Prevention and Treatment of Secondary Complications

The Spinal Cord Injury Research Program at Mayo Clinic conducts clinical trials to prevent and treat secondary complications associated with spinal cord injury, such as shoulder strain from using a manual wheelchair and pressure ulcers.

Mobility and quality of life for manual wheelchair users

To help people using manual wheelchairs maintain the health of their shoulders, participants in this study wear motion sensors on their arms while they propel their wheelchairs, transfer in and out of their wheelchairs, and perform other activities that are required in their daily lives.

Motion is measured not only in the research laboratory but also in participants' homes and community environments using small, commercially available portable sensors.

Engineers in the Spinal Cord Injury Research Program use advanced methods to analyze the data, working toward answering big picture questions such as how people who are dependent on wheelchairs best avoid shoulder overuse problems while maintaining active and independent lifestyles.

Learn more or enroll.

Biofeedback to reduce the risk of shoulder overuse injury

In the Spinal Cord Injury Research Program's biofeedback intervention study to help prevent shoulder overuse injury, participants wear motion sensors while performing activities required in their daily lives, such as level and ramp propulsion, transferring in and out of a wheelchair, and lifting objects across their bodies.

Program researchers use the motion sensor data to create a biofeedback tool for participants to improve their techniques during the activities, with the ultimate goal of reducing participants' risk of shoulder problems caused by overuse.

Learn more or enroll.

Shoulder pathology in manual wheelchair users

In this study, researchers follow people living with spinal cord injury over time, measure the health of participants' shoulders, and compare measurements to those of a group of able-bodied individuals.

Both groups wear motion sensors during their daily routines so that some conclusions can be made about how people who maintain good shoulder health move compared with those who develop shoulder problems.

Shoulder pain and dysfunction is common among people who use wheelchairs, and this study provides important data that will lead to improved recommendations to prevent shoulder health decline.

Learn more or enroll.

Imaging of shoulder motion and impingement

Participants in this study receive advanced clinical imaging of their shoulders, including ultrasound, computerized tomography (CT) and dynamic fluoroscopy.

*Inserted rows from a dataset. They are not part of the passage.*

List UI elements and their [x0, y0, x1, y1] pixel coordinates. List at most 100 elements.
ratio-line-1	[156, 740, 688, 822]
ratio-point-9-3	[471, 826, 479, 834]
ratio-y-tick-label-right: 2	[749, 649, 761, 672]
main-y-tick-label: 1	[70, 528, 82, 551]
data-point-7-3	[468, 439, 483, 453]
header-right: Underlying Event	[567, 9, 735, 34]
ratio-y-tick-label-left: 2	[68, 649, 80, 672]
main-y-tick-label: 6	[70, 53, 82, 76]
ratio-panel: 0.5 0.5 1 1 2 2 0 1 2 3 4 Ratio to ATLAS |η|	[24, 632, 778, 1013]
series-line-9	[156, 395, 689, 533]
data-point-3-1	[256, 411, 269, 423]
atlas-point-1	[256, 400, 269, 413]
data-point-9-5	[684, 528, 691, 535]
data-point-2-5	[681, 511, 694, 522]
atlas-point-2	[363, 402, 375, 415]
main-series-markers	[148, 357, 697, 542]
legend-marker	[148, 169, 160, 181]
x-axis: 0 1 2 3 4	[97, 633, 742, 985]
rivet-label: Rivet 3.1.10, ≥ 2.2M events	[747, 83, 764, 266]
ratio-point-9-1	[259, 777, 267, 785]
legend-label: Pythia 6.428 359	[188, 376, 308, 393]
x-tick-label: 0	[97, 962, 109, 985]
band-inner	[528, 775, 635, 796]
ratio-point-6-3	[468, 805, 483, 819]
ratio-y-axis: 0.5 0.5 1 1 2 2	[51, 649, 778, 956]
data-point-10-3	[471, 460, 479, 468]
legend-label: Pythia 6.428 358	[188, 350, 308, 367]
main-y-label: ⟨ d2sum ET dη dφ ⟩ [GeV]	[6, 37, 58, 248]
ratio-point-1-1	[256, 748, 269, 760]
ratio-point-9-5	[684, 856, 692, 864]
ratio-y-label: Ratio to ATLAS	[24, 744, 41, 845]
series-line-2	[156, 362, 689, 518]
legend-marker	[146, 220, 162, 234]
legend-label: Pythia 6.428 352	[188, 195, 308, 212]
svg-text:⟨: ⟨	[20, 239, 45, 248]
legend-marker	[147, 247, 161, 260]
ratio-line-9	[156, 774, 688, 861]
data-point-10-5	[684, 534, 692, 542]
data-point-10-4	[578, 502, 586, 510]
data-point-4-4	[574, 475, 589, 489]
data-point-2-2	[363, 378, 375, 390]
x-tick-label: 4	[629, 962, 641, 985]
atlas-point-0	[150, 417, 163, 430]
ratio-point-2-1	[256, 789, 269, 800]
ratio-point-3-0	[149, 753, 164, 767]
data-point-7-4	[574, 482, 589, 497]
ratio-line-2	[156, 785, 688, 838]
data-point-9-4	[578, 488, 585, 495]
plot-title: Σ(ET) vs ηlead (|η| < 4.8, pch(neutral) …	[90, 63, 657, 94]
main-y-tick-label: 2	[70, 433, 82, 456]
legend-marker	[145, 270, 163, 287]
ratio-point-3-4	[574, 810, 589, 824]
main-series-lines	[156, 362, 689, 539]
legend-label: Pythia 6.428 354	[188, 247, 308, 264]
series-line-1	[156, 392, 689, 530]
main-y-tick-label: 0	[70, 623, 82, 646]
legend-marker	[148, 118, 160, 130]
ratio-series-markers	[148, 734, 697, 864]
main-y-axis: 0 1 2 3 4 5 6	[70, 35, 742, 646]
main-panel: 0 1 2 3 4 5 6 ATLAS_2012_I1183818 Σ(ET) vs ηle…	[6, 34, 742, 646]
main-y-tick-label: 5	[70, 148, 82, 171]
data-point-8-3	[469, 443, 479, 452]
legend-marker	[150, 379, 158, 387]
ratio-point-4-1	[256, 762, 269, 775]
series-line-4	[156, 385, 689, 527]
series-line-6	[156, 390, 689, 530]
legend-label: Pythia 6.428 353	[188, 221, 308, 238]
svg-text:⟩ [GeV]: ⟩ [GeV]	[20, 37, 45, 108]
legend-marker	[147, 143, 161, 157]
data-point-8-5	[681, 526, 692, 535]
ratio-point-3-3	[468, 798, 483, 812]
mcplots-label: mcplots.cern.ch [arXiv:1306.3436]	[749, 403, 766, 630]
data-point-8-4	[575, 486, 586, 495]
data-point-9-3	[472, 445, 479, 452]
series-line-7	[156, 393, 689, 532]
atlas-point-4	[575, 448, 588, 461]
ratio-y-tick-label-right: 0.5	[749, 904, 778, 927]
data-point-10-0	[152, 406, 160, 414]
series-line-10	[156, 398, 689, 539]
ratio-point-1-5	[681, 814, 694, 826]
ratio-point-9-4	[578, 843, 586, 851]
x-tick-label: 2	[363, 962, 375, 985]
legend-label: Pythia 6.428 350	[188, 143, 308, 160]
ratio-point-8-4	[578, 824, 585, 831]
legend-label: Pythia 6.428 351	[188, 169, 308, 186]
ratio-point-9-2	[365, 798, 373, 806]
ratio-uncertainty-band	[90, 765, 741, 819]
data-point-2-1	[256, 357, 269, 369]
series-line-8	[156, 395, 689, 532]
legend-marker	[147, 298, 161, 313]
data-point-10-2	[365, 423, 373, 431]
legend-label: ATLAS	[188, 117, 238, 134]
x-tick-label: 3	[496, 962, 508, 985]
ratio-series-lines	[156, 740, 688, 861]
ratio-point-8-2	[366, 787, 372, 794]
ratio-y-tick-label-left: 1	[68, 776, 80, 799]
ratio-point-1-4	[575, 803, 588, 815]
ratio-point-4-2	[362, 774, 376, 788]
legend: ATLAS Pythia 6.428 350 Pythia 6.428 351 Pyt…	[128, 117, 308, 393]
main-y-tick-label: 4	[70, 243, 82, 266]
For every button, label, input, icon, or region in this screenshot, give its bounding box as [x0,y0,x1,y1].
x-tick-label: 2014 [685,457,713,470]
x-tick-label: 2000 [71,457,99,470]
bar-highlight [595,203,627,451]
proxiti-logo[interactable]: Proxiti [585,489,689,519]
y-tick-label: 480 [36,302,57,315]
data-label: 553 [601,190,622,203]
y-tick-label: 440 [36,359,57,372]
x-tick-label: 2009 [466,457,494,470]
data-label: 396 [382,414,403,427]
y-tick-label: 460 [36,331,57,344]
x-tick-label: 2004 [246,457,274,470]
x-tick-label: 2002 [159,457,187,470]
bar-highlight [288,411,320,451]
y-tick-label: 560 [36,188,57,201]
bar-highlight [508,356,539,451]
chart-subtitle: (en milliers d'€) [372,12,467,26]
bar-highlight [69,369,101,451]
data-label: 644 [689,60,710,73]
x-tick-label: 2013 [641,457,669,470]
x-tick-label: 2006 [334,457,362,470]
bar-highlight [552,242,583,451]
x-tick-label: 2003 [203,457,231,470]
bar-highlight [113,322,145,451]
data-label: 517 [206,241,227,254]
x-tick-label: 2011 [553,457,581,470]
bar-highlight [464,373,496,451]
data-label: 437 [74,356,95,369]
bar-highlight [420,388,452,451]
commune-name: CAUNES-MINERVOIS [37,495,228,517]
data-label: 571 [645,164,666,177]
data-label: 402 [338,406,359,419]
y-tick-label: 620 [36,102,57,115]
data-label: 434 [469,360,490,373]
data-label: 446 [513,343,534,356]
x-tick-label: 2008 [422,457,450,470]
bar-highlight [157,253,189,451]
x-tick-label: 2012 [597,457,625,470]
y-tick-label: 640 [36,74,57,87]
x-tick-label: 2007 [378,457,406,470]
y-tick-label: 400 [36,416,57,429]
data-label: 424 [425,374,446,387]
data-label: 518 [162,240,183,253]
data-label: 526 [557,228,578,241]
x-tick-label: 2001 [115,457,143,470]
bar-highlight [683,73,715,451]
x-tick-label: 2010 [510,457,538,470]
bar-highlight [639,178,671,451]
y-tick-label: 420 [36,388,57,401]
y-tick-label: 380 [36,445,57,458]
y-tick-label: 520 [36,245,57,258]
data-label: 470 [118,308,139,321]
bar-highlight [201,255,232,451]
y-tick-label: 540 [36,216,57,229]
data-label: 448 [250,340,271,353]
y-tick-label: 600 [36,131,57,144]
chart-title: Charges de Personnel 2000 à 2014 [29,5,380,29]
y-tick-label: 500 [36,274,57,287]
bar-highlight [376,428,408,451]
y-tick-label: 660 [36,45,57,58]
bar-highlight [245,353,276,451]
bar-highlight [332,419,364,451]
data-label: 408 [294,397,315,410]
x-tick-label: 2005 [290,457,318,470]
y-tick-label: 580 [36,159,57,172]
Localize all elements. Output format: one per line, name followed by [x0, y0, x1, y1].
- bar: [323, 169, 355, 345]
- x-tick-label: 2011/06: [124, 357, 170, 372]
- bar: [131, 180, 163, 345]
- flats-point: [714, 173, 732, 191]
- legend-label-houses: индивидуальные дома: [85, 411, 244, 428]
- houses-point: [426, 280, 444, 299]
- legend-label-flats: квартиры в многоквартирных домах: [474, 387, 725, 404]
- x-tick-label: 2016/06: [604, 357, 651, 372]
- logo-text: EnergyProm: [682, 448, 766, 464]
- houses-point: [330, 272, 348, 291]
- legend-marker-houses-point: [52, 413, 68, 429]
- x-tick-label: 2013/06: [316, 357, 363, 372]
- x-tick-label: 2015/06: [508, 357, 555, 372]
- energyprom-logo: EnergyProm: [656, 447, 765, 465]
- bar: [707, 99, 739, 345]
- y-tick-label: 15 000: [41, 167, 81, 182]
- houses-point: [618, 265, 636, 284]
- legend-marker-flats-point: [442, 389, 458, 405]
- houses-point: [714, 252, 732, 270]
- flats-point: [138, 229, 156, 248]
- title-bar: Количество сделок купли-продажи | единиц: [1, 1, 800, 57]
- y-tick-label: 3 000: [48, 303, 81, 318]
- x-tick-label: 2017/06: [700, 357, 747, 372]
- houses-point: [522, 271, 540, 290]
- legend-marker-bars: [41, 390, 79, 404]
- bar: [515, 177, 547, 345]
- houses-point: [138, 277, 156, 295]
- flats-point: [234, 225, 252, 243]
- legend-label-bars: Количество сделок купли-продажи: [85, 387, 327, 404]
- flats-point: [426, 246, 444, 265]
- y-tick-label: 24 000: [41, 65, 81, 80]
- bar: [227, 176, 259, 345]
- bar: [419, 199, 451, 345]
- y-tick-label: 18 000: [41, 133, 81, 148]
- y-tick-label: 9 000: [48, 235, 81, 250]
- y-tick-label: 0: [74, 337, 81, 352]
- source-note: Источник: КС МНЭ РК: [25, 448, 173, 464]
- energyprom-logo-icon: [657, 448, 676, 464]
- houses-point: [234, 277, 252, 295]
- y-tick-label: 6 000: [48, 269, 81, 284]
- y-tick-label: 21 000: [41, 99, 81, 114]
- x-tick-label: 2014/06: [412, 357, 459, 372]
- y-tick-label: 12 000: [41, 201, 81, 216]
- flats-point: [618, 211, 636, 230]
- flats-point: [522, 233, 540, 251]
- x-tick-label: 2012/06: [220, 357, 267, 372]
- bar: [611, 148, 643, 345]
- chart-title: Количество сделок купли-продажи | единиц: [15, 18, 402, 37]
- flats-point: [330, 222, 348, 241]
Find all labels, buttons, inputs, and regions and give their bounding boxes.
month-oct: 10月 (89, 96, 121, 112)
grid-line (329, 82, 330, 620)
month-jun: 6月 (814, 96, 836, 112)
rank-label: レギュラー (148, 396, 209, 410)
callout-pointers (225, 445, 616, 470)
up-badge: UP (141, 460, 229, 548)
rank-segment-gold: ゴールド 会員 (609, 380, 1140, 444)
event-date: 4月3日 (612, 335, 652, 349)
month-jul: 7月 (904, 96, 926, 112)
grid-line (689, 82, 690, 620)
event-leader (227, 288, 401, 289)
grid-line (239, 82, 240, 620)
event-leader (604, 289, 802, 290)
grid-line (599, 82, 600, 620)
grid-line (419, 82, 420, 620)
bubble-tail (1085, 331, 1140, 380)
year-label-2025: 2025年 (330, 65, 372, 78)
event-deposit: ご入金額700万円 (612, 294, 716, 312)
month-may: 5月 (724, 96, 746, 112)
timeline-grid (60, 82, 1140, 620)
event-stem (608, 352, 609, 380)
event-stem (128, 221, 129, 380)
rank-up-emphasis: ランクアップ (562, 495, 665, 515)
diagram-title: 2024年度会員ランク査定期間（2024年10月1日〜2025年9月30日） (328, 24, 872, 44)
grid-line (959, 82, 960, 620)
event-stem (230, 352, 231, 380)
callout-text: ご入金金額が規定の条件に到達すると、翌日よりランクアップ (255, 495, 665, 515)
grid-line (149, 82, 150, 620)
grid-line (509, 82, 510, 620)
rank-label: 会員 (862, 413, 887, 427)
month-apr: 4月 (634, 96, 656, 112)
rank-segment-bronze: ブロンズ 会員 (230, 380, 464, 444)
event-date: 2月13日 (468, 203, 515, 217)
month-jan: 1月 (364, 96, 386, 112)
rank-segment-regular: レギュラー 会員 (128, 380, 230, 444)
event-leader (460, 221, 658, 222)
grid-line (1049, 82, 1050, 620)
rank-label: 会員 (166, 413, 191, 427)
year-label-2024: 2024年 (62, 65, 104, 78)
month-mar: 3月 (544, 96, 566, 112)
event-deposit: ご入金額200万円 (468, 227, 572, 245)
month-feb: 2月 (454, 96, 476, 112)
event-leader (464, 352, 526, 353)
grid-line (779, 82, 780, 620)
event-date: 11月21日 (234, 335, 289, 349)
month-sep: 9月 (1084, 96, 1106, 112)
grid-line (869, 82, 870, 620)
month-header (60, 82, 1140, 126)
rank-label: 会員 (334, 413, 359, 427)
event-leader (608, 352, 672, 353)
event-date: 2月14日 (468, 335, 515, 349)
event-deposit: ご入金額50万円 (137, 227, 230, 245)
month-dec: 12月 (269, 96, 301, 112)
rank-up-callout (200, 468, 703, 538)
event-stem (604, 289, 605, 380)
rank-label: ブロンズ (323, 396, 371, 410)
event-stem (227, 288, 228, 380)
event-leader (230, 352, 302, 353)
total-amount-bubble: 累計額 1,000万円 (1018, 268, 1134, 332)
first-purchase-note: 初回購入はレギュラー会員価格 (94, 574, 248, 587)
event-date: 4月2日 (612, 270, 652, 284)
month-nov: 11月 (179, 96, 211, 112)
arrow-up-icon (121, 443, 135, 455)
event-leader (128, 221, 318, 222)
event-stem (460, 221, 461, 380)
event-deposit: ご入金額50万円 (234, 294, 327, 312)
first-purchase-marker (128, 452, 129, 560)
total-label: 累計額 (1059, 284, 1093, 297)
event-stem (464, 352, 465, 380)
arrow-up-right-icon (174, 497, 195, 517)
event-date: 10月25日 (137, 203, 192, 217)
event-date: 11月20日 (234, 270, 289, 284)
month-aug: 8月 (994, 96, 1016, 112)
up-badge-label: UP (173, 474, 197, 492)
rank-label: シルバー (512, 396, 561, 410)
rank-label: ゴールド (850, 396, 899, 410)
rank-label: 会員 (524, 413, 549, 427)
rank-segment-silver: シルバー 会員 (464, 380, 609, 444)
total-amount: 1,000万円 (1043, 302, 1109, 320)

Researchers in the Spinal Cord Injury Research Program use data from these imaging studies to determine the amount of space rotator cuff shoulder tendons have during activities such as wheelchair propulsion and reaching overhead while sitting in a wheelchair.

Measuring the tendons' available space while the arm is moving is important because narrowing of the space (impingement) is one of the main contributors to pain and shoulder dysfunction in people who use wheelchairs. Until now, this space has not been measured directly during daily tasks.

Learn more or enroll.

Smartphone interface pressure mapping to improve weight shift performance

The Spinal Cord Injury Research Program is developing a portable pressure mapping system for use during everyday life to prevent pressure ulcers.

Existing pressure mapping systems require patients to go to a clinic to evaluate their sitting pressures. The system being created by Mayo Clinic researchers interfaces with users' smartphones.

In this study, program researchers are quantifying the reliability and accuracy of the pressure map as it is used throughout the day and collecting pilot data to measure how well the system can modify users' behavior to improve pressure relief maneuvers and proper sitting techniques.

Learn more or enroll.

Development of a personal use seating pressure measurement system

This study, funded by the Department of Defense, is testing a portable pressure mapping system among veterans with spinal cord injuries.

Participating veterans provide feedback to Spinal Cord Injury Research Program engineers to improve the human factors design of a pressure mapping smartphone application.

The software application being tested not only gives users real-time pressure mapping of their seating systems, but also provides reminders to perform pressure relief maneuvers and alerts when pressure changes occur that might put users' skin at risk of ulceration.